Dubbed "Super Saturday," the last Saturday before Christmas is usually the second biggest shopping day of the year after Black Friday, but last year it was bigger with Black Friday sales decreasing as more stores opened on Thanksgiving Day.

According to the Los Angeles Times, retailers are pulling out all the stops to snag last-minute shoppers and Christmas procrastinators, with Kohl's for example now open around the clock until 6 p.m. Christmas Eve.

"It's an important part of both the holiday season and the total year," said Bill Martin, founder of ShopperTrak, told the LA Times. "There's always a group of people who purposely wait, as that is their strategy. Others just procrastinate."

Richfield-based Best Buy meanwhile has been encouraging online shoppers by offering free two-day shipping on many items until 10:30 a.m. on Tuesday, while the Brainerd Dispatch reports J.C. Penney is offering "doorbuster" savings in store from 8 a.m. to midnight on Saturday and online.

In Minnesota, Target CEO Brian Cornell told USA Today that the days running up to Christmas are some of its busiest not just for gifts, but also for Christmas decor and products for entertaining. The newspaper notes Target's same-day curbside pickup will be available until 6 p.m. on Christmas Eve.

The Star Tribune reports Minnesota's stores have been pushing ahead with last-minute marketing, pricing and staffing strategies, noting that there are plenty of Christmas bargains out there for late shoppers.

The newspaper notes that a lot of this could come in clothing, particularly in winter wear, which has been selling poorly because of the mild winter the state and the country in general the country is experiencing.

It's a stressful time for workers too, as they attempt to cope with the Christmas crowds.

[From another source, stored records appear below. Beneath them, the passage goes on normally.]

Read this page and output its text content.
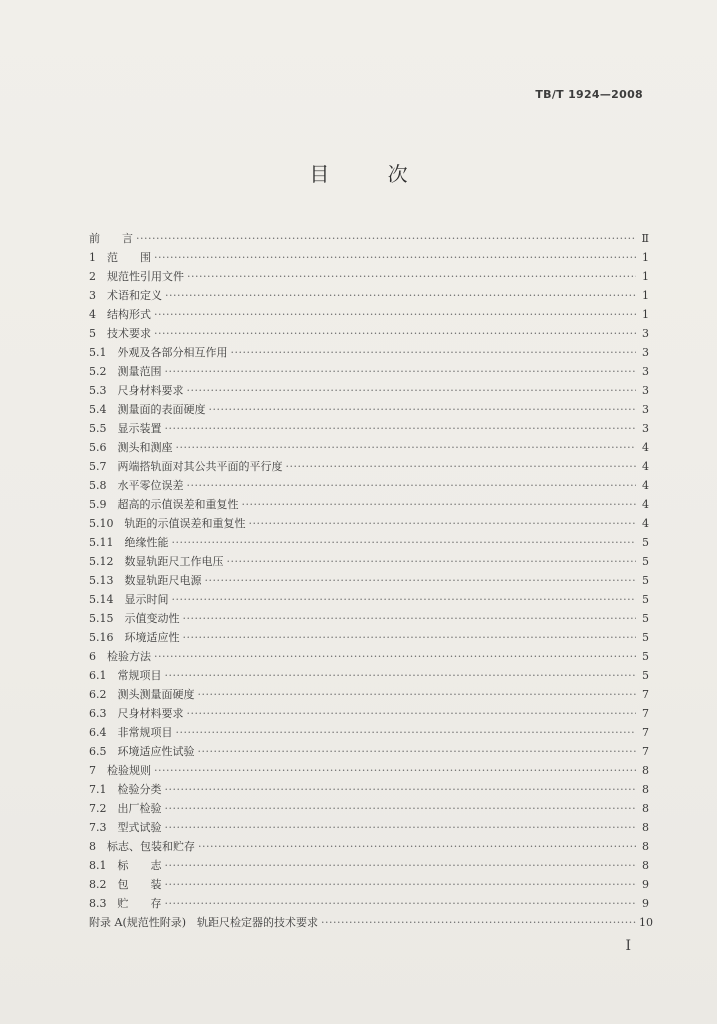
TB/T 1924—2008
目 次
前　　言 ·····	Ⅱ
1　范　　围 ·····	1
2　规范性引用文件 ·····	1
3　术语和定义 ·····	1
4　结构形式 ·····	1
5　技术要求 ·····	3
5.1　外观及各部分相互作用 ·····	3
5.2　测量范围 ·····	3
5.3　尺身材料要求 ·····	3
5.4　测量面的表面硬度 ·····	3
5.5　显示装置 ·····	3
5.6　测头和测座 ·····	4
5.7　两端搭轨面对其公共平面的平行度 ·····	4
5.8　水平零位误差 ·····	4
5.9　超高的示值误差和重复性 ·····	4
5.10　轨距的示值误差和重复性 ·····	4
5.11　绝缘性能 ·····	5
5.12　数显轨距尺工作电压 ·····	5
5.13　数显轨距尺电源 ·····	5
5.14　显示时间 ·····	5
5.15　示值变动性 ·····	5
5.16　环境适应性 ·····	5
6　检验方法 ·····	5
6.1　常规项目 ·····	5
6.2　测头测量面硬度 ·····	7
6.3　尺身材料要求 ·····	7
6.4　非常规项目 ·····	7
6.5　环境适应性试验 ·····	7
7　检验规则 ·····	8
7.1　检验分类 ·····	8
7.2　出厂检验 ·····	8
7.3　型式试验 ·····	8
8　标志、包装和贮存 ·····	8
8.1　标　　志 ·····	8
8.2　包　　装 ·····	9
8.3　贮　　存 ·····	9
附录 A(规范性附录)　轨距尺检定器的技术要求 ·····	10
Ⅰ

"We want everyone to be on their best game from monitoring stock like crazy to making sure the gift wrap line doesn't get too backed up," Roberta Bonoff, of Twin Cities toy chain Creative Kidstuff told the Star Tribune.

Why are people leaving it so late?

Citing research by the National Retail Federation, the Brainerd Dispatch says the fact 90 percent of people still have shopping to do isn't necessarily down to procrastination – many of them haven't figured out what to buy yet.

The NRF found 44.8 percent of shoppers are "still weighing their choices between gifts," while 28.8 percent said they wait till mid-to-late December because their family and friends haven't given them enough ideas on what to get them.

Only about one in five shoppers admit to being procrastinators.

While it may be "Super" in the U.S., the UK has dubbed today "Panic Saturday" – which The Guardian says describes not only the anxiety of last-minute shoppers, but also desperate retailers slashing their prices to boost their Holiday trading.